Monday, August 30, 2010

Reflection #1

This past week’s trip to PEPFAR and learning about how HIV/AIDS affects not only this small portion of our country gave me very fluctuating feelings throughout the day. The shift was basically between distraught and impressed. Impressed because the two women we met were using personal initiative to fight for a cause that has been deemed incurable, and distraught because of the shocking statistics, and my own initial ignorance towards the matter. Although countless people (especially college aged students) have heard the safe-sex, or even abstinence only speech, I was distraught by how little I had originally known about countless options that are available and the many efforts that are being made to prevent and treat HIV/AIDS. It was not frustrating because of my own personal lack of information per se, but more because the whole point of the first presentation was to inform and educate. I do not consider myself to be naive or ignorant about the subject, but it really put the situation into perspective. Since many HIV/AIDS victims could have prevented the disease by just being informed or educated, and I, a college student who has heard this speech multiple times didn’t know about programs such as needle exchange, maybe society’s attitude towards sex and drugs is getting in the way of saving lives. Instead of worrying about taboo situations, we should address the problems for what they really are and work towards solving the problem instead of letting someone else deal with it as we judge the victims.
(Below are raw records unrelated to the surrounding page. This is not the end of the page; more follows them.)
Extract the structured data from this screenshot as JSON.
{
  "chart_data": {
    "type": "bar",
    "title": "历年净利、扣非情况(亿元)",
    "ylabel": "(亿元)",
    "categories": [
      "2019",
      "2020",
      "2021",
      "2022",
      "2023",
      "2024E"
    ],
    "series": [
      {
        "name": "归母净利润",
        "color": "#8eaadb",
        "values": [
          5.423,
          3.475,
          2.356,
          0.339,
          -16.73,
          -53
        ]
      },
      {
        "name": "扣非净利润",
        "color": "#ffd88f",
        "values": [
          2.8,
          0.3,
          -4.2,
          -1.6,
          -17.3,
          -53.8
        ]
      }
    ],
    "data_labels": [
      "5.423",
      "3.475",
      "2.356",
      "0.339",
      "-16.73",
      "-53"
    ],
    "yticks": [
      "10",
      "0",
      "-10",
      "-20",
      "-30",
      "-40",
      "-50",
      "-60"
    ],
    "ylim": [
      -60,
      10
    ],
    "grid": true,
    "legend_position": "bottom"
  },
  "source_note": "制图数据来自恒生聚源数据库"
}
I’ve seen this situation firsthand by going to high school in Knoxville, TN where, handing out condoms in the hallways at school would be attacked by churches and parents alike when in fact it is places like this here the education is lacking the most, and the condoms could have potentially save a life. On a more positive note, I was truly excited to hear a college students talk so informatively about the disease in our own community and I was glad to hear about the PEPFAR speaker’s experience with AIDS vistims and how it affected her so much that she know works for this specific organization. I certainly believe that education is key to preventing the spread of HIV/AIDS. While there is no real “cure,” it is organizations and people like this who have been inspired to do something now, rather than later, and to think globally, yet act locally.

1 comment:

  1. I completely agree with everything you said. I just wanted to reiterate how ridiculous it is that we are still having the abstinence versus safe sex education debate. The main reason for this is the fact that we are primarily a Christian nation, that disapproves of any form of birth control. I hope that sometime in the very near future we will learn that safe sex education throughout the country will be an all around benefit.